Seifsa warns of dire consequences if govt fails to intervene on AMSA longs closure

8th December 2023 By: Terence Creamer - Creamer Media Editor

Seifsa warns of dire consequences if govt fails to intervene on AMSA longs closure

Photo by: Creamer Media

The Steel and Engineering Industries Federation of Southern Africa (Seifsa) is calling on government to take urgent and decisive action to support the domestic steel sector following ArcelorMittal South Africa’s (AMSA’s) announcement that it intends winding down its long-products business.

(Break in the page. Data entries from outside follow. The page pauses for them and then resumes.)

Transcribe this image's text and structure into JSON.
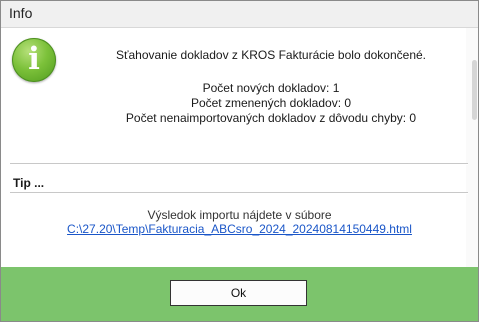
{
  "window": {
    "title": "Info"
  },
  "message": {
    "heading": "Sťahovanie dokladov z KROS Fakturácie bolo dokončené.",
    "new_docs": "Počet nových dokladov: 1",
    "changed_docs": "Počet zmenených dokladov: 0",
    "not_imported": "Počet nenaimportovaných dokladov z dôvodu chyby: 0"
  },
  "tip": {
    "title": "Tip ...",
    "result_text": "Výsledok importu nájdete v súbore",
    "result_link": "C:\\27.20\\Temp\\Fakturacia_ABCsro_2024_20240814150449.html"
  },
  "footer": {
    "ok_label": "Ok"
  },
  "colors": {
    "footer_bg": "#7cc46c",
    "icon": "#6ab52f",
    "link": "#1a56c8"
  },
  "icons": {
    "info": "info-icon"
  }
}
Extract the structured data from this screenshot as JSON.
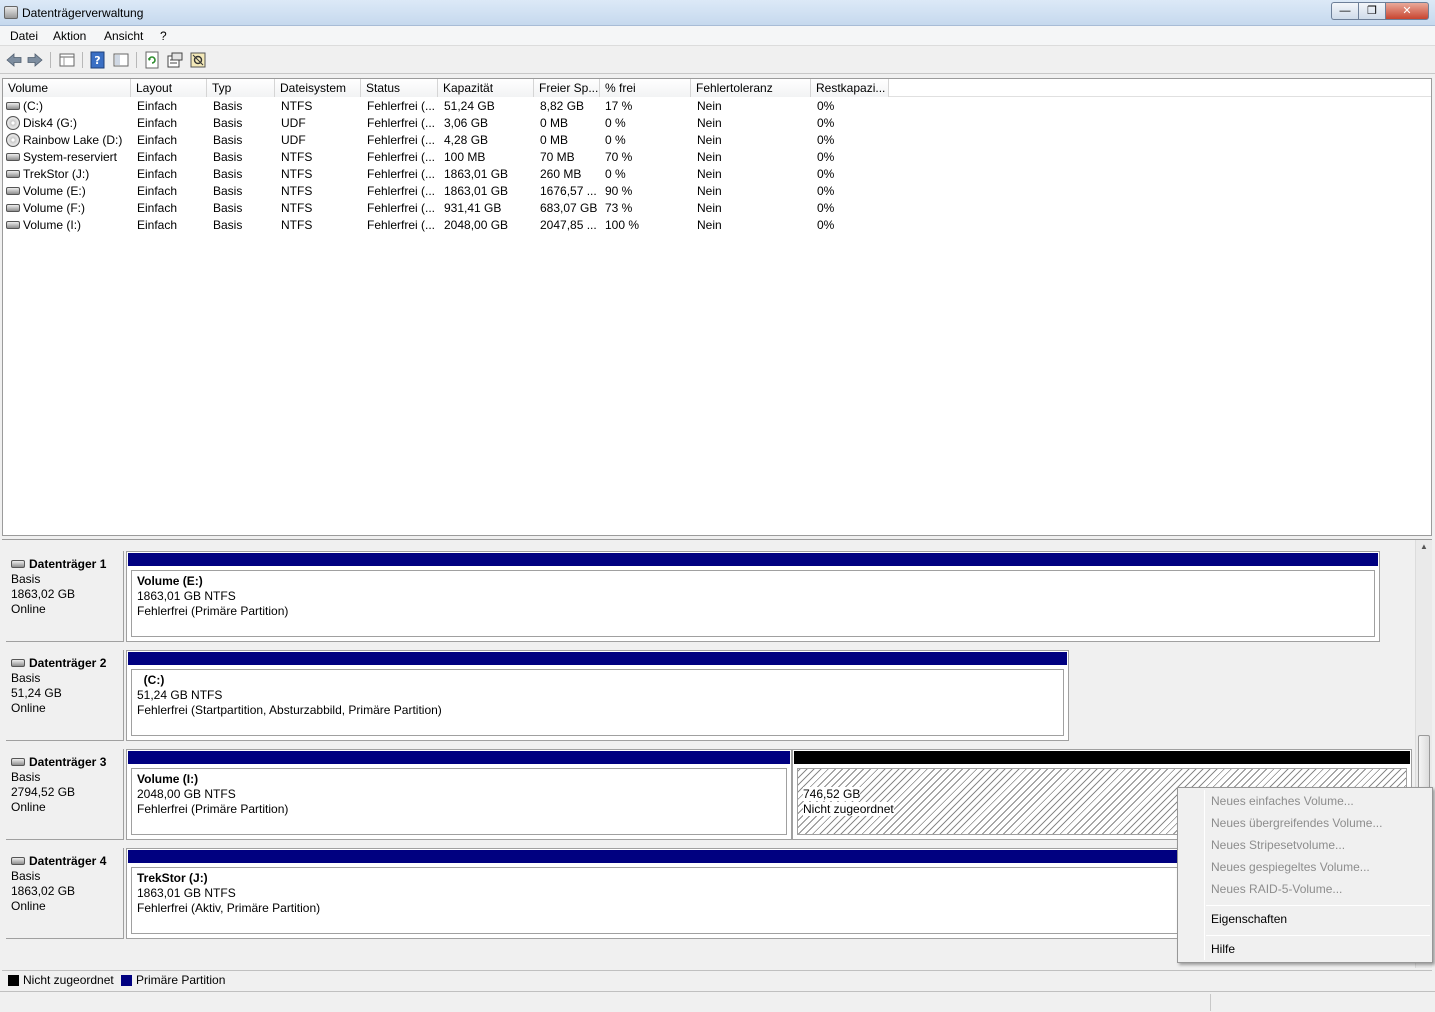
{
  "window": {
    "title": "Datenträgerverwaltung",
    "minimize_glyph": "—",
    "maximize_glyph": "❐",
    "close_glyph": "✕"
  },
  "menu": {
    "datei": "Datei",
    "aktion": "Aktion",
    "ansicht": "Ansicht",
    "hilfe": "?"
  },
  "toolbar_icons": [
    "back-arrow-icon",
    "forward-arrow-icon",
    "list-view-icon",
    "help-icon",
    "panel-icon",
    "refresh-icon",
    "properties-icon",
    "settings-icon"
  ],
  "list": {
    "columns": [
      "Volume",
      "Layout",
      "Typ",
      "Dateisystem",
      "Status",
      "Kapazität",
      "Freier Sp...",
      "% frei",
      "Fehlertoleranz",
      "Restkapazi..."
    ],
    "rows": [
      {
        "volume": " (C:)",
        "layout": "Einfach",
        "typ": "Basis",
        "fs": "NTFS",
        "status": "Fehlerfrei (...",
        "cap": "51,24 GB",
        "free": "8,82 GB",
        "pct": "17 %",
        "fault": "Nein",
        "rest": "0%",
        "icon": "hdd"
      },
      {
        "volume": "Disk4 (G:)",
        "layout": "Einfach",
        "typ": "Basis",
        "fs": "UDF",
        "status": "Fehlerfrei (...",
        "cap": "3,06 GB",
        "free": "0 MB",
        "pct": "0 %",
        "fault": "Nein",
        "rest": "0%",
        "icon": "cd"
      },
      {
        "volume": "Rainbow Lake (D:)",
        "layout": "Einfach",
        "typ": "Basis",
        "fs": "UDF",
        "status": "Fehlerfrei (...",
        "cap": "4,28 GB",
        "free": "0 MB",
        "pct": "0 %",
        "fault": "Nein",
        "rest": "0%",
        "icon": "cd"
      },
      {
        "volume": "System-reserviert",
        "layout": "Einfach",
        "typ": "Basis",
        "fs": "NTFS",
        "status": "Fehlerfrei (...",
        "cap": "100 MB",
        "free": "70 MB",
        "pct": "70 %",
        "fault": "Nein",
        "rest": "0%",
        "icon": "hdd"
      },
      {
        "volume": "TrekStor (J:)",
        "layout": "Einfach",
        "typ": "Basis",
        "fs": "NTFS",
        "status": "Fehlerfrei (...",
        "cap": "1863,01 GB",
        "free": "260 MB",
        "pct": "0 %",
        "fault": "Nein",
        "rest": "0%",
        "icon": "hdd"
      },
      {
        "volume": "Volume (E:)",
        "layout": "Einfach",
        "typ": "Basis",
        "fs": "NTFS",
        "status": "Fehlerfrei (...",
        "cap": "1863,01 GB",
        "free": "1676,57 ...",
        "pct": "90 %",
        "fault": "Nein",
        "rest": "0%",
        "icon": "hdd"
      },
      {
        "volume": "Volume (F:)",
        "layout": "Einfach",
        "typ": "Basis",
        "fs": "NTFS",
        "status": "Fehlerfrei (...",
        "cap": "931,41 GB",
        "free": "683,07 GB",
        "pct": "73 %",
        "fault": "Nein",
        "rest": "0%",
        "icon": "hdd"
      },
      {
        "volume": "Volume (I:)",
        "layout": "Einfach",
        "typ": "Basis",
        "fs": "NTFS",
        "status": "Fehlerfrei (...",
        "cap": "2048,00 GB",
        "free": "2047,85 ...",
        "pct": "100 %",
        "fault": "Nein",
        "rest": "0%",
        "icon": "hdd"
      }
    ]
  },
  "disks": [
    {
      "name": "Datenträger 1",
      "type": "Basis",
      "size": "1863,02 GB",
      "state": "Online",
      "partitions": [
        {
          "kind": "primary",
          "name": "Volume  (E:)",
          "size": "1863,01 GB NTFS",
          "status": "Fehlerfrei (Primäre Partition)"
        }
      ]
    },
    {
      "name": "Datenträger 2",
      "type": "Basis",
      "size": "51,24 GB",
      "state": "Online",
      "partitions": [
        {
          "kind": "primary",
          "name": "  (C:)",
          "size": "51,24 GB NTFS",
          "status": "Fehlerfrei (Startpartition, Absturzabbild, Primäre Partition)"
        }
      ]
    },
    {
      "name": "Datenträger 3",
      "type": "Basis",
      "size": "2794,52 GB",
      "state": "Online",
      "partitions": [
        {
          "kind": "primary",
          "name": "Volume  (I:)",
          "size": "2048,00 GB NTFS",
          "status": "Fehlerfrei (Primäre Partition)"
        },
        {
          "kind": "unalloc",
          "name": "",
          "size": "746,52 GB",
          "status": "Nicht zugeordnet"
        }
      ]
    },
    {
      "name": "Datenträger 4",
      "type": "Basis",
      "size": "1863,02 GB",
      "state": "Online",
      "partitions": [
        {
          "kind": "primary",
          "name": "TrekStor  (J:)",
          "size": "1863,01 GB NTFS",
          "status": "Fehlerfrei (Aktiv, Primäre Partition)"
        }
      ]
    }
  ],
  "legend": {
    "unalloc": "Nicht zugeordnet",
    "primary": "Primäre Partition",
    "unalloc_color": "#000000",
    "primary_color": "#000080"
  },
  "context_menu": {
    "items": [
      {
        "label": "Neues einfaches Volume...",
        "enabled": false
      },
      {
        "label": "Neues übergreifendes Volume...",
        "enabled": false
      },
      {
        "label": "Neues Stripesetvolume...",
        "enabled": false
      },
      {
        "label": "Neues gespiegeltes Volume...",
        "enabled": false
      },
      {
        "label": "Neues RAID-5-Volume...",
        "enabled": false
      },
      {
        "label": "Eigenschaften",
        "enabled": true
      },
      {
        "label": "Hilfe",
        "enabled": true
      }
    ]
  }
}
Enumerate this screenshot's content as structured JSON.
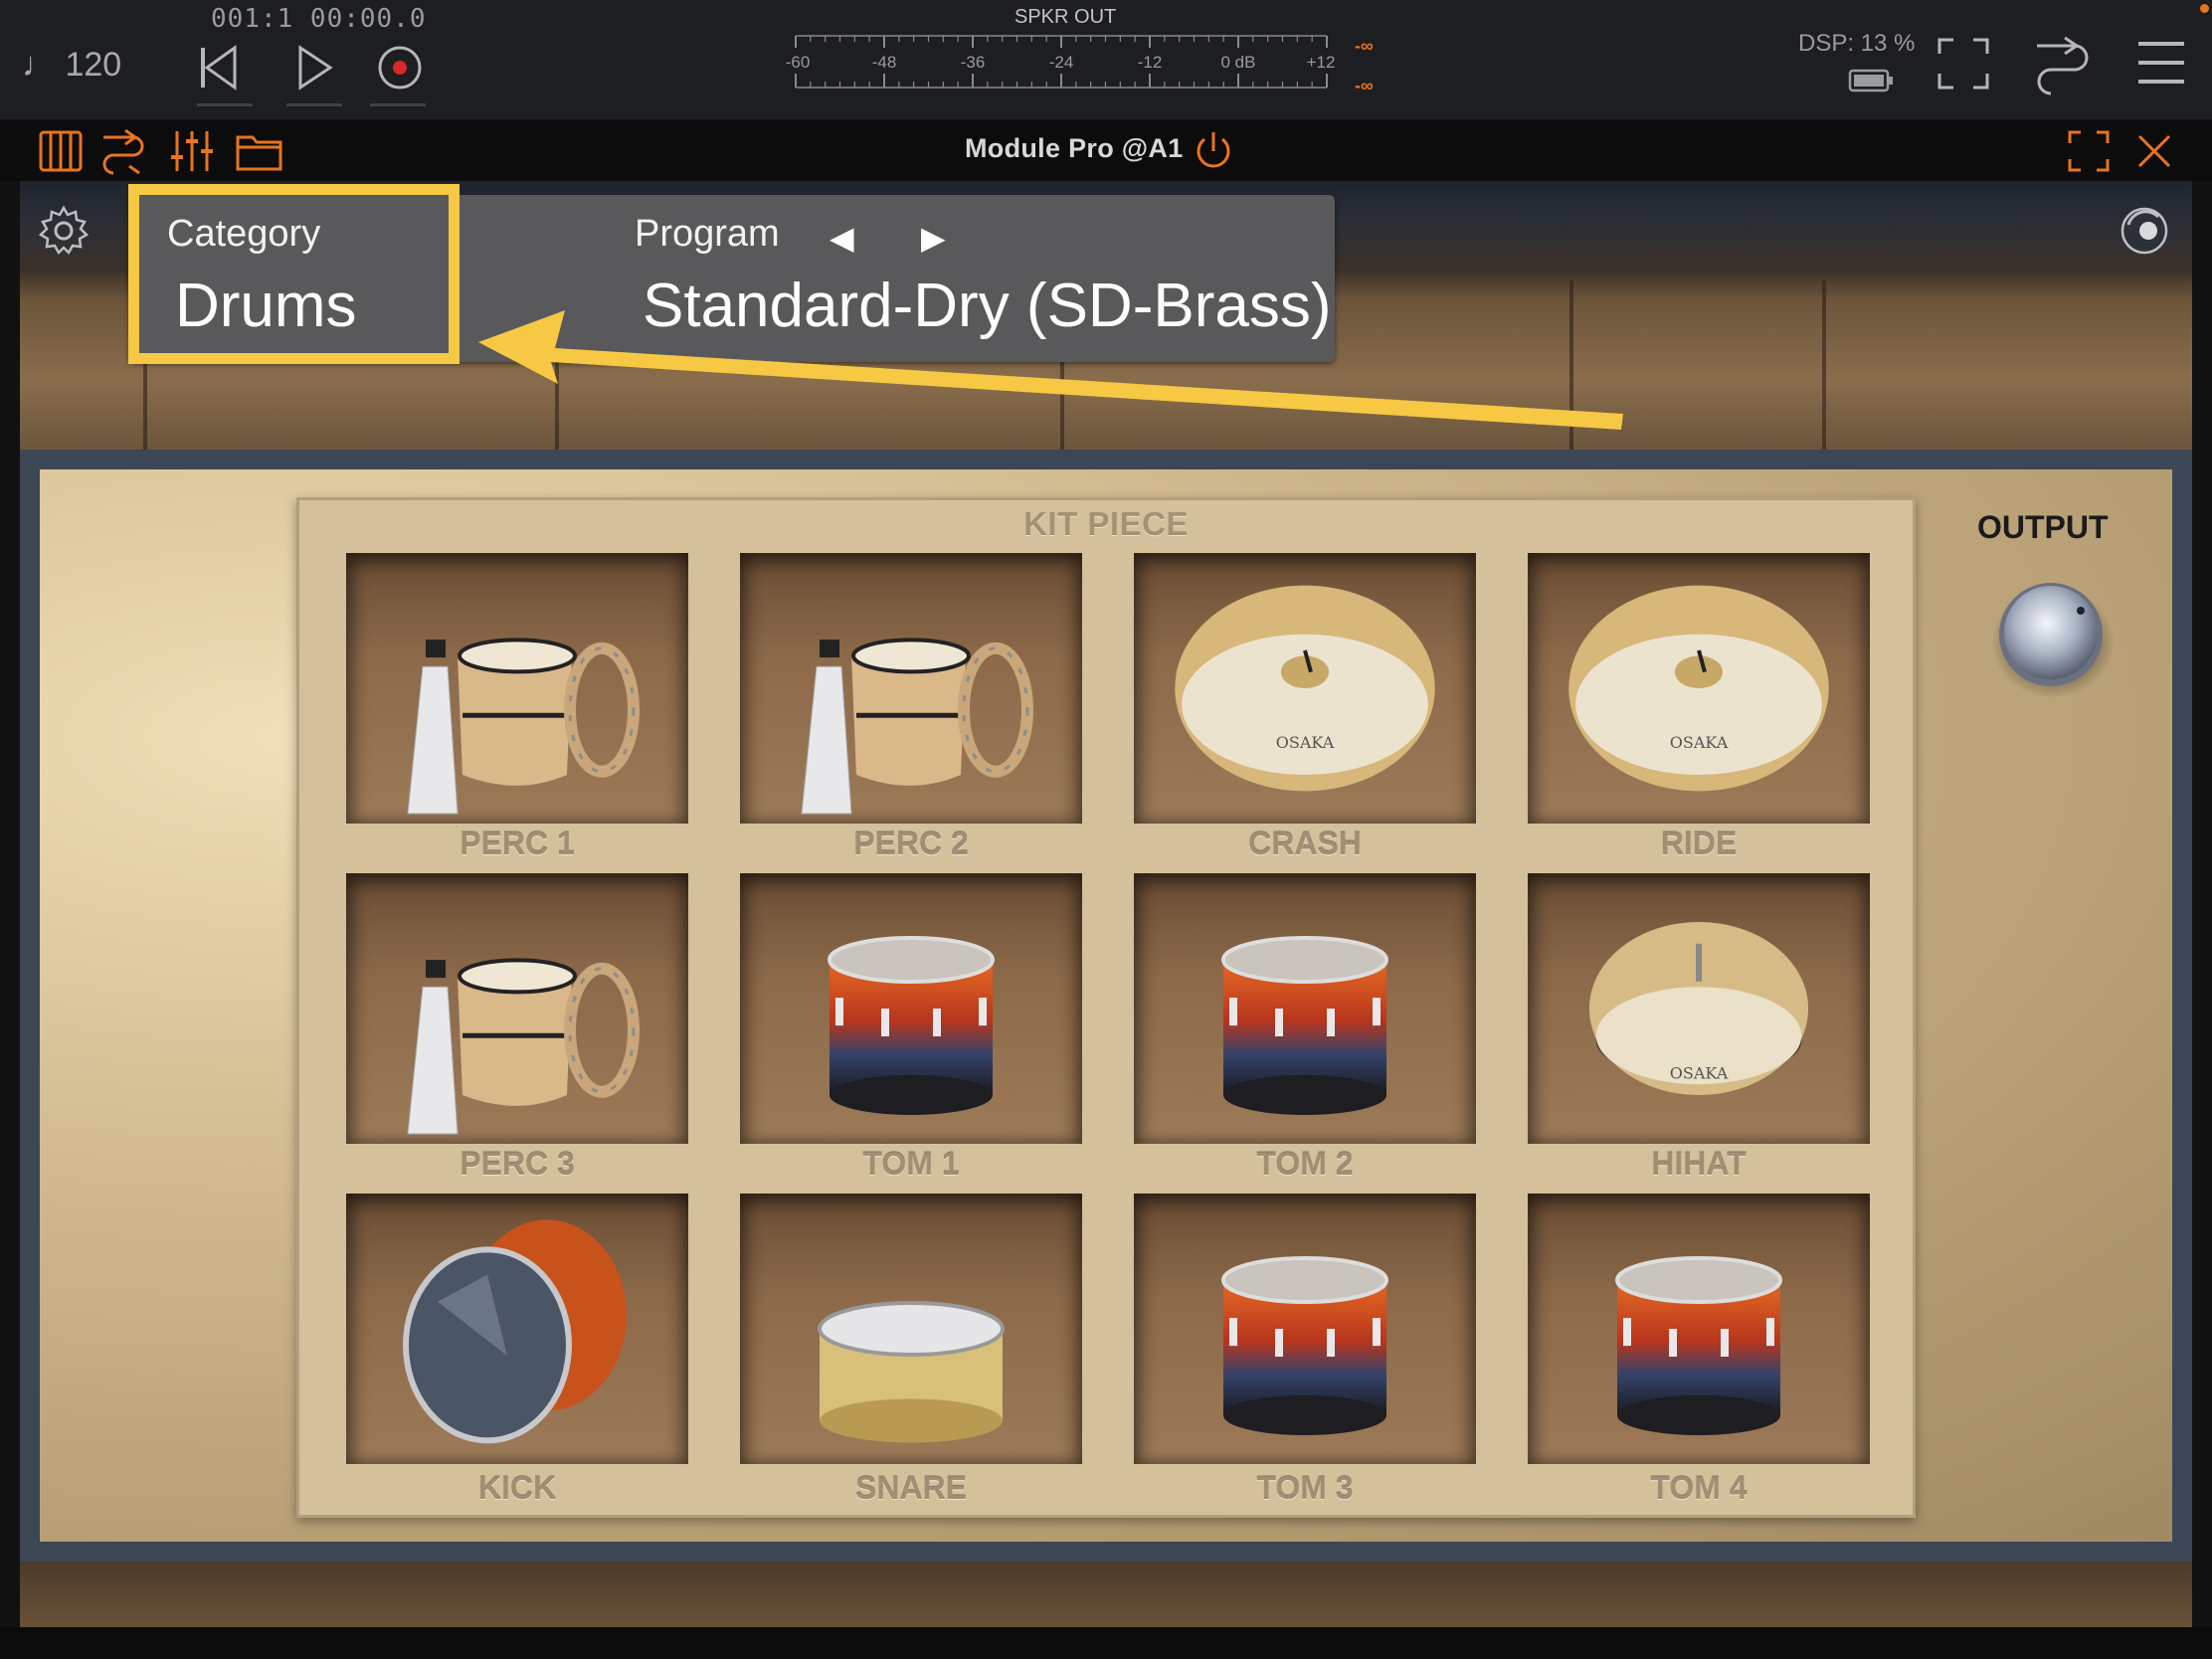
{
  "transport": {
    "tempo": "♩ 120",
    "position": "001:1   00:00.0",
    "meter_title": "SPKR OUT",
    "meter_ticks": [
      "-60",
      "-48",
      "-36",
      "-24",
      "-12",
      "0 dB",
      "+12"
    ],
    "meter_peak_top": "-∞",
    "meter_peak_bottom": "-∞",
    "dsp": "DSP: 13 %"
  },
  "plugin": {
    "title": "Module Pro @A1"
  },
  "browser": {
    "category_label": "Category",
    "category_value": "Drums",
    "program_label": "Program",
    "prev_arrow": "◀",
    "next_arrow": "▶",
    "program_value": "Standard-Dry (SD-Brass)"
  },
  "kit": {
    "title": "KIT PIECE",
    "rows": [
      [
        {
          "label": "PERC 1",
          "icon": "percussion-icon"
        },
        {
          "label": "PERC 2",
          "icon": "percussion-icon"
        },
        {
          "label": "CRASH",
          "icon": "cymbal-icon"
        },
        {
          "label": "RIDE",
          "icon": "cymbal-icon"
        }
      ],
      [
        {
          "label": "PERC 3",
          "icon": "percussion-icon"
        },
        {
          "label": "TOM 1",
          "icon": "drum-icon"
        },
        {
          "label": "TOM 2",
          "icon": "drum-icon"
        },
        {
          "label": "HIHAT",
          "icon": "hihat-icon"
        }
      ],
      [
        {
          "label": "KICK",
          "icon": "kick-drum-icon"
        },
        {
          "label": "SNARE",
          "icon": "snare-drum-icon"
        },
        {
          "label": "TOM 3",
          "icon": "drum-icon"
        },
        {
          "label": "TOM 4",
          "icon": "drum-icon"
        }
      ]
    ],
    "cymbal_brand": "OSAKA"
  },
  "output": {
    "label": "OUTPUT"
  },
  "colors": {
    "highlight": "#f6c844",
    "accent": "#e8741e",
    "panel_gray": "#59595b"
  }
}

In a statement, Seifsa warned of potentially dire economic and employment consequences should AMSA’s Newcastle, Vereeniging and Emalahleni operations close, including the loss of up to 25 000 jobs in the steel value chain.

In a surprise announcement on November 28, AMSA indicated that 3 500 direct jobs were potentially at risk, including contractor jobs, should the longs operations be shut as intended.

“The long-steel products that are at risk feed into construction, heavy engineering, railways, the automotive sector, fasteners manufacturing, the mining sector and the structural steel sections required for the electricity transmission sector,” Seifsa highlighted.

“The reach is vast, the consequences dire and the cost immeasurable.”

Seifsa stressed that several downstream steel companies were dependent on long-steel products produced by AMSA, and noted that the automotive sector was already warning of adverse local-content implications.

“Logistics costs, including longer lead times and exchange-rate provisioning, are likely to add anything between 20% to 30% to the cost base and the domestic logistics challenges will only serve to compound onto this, rendering domestic manufacturing uncompetitive and infusing higher costs into the economy.” 

Seifsa called for “bold reforms” at a national and localised level to prevent these scenarios from playing out.

“All options, including Negotiated Price Agreements for electricity, special dispensation and dedicated rail capacity and a levelling of the playing field with regard to the uplifting of the scrap-metal ban and in the long-term exploring options for preferential pricing on iron-ore, amongst others, should be tabled and critically explored in a rational and collaborative fashion.

“Not to do so, would at best be irresponsible and at worse amount to economic suicide.”

The federation, which represents 18 employer associations in the metals and engineering industries, with a combined membership of 1 300 companies that collectively employ about 170 000 people, said it stood ready to work with government “in averting an economic disaster of unimaginable proportions”.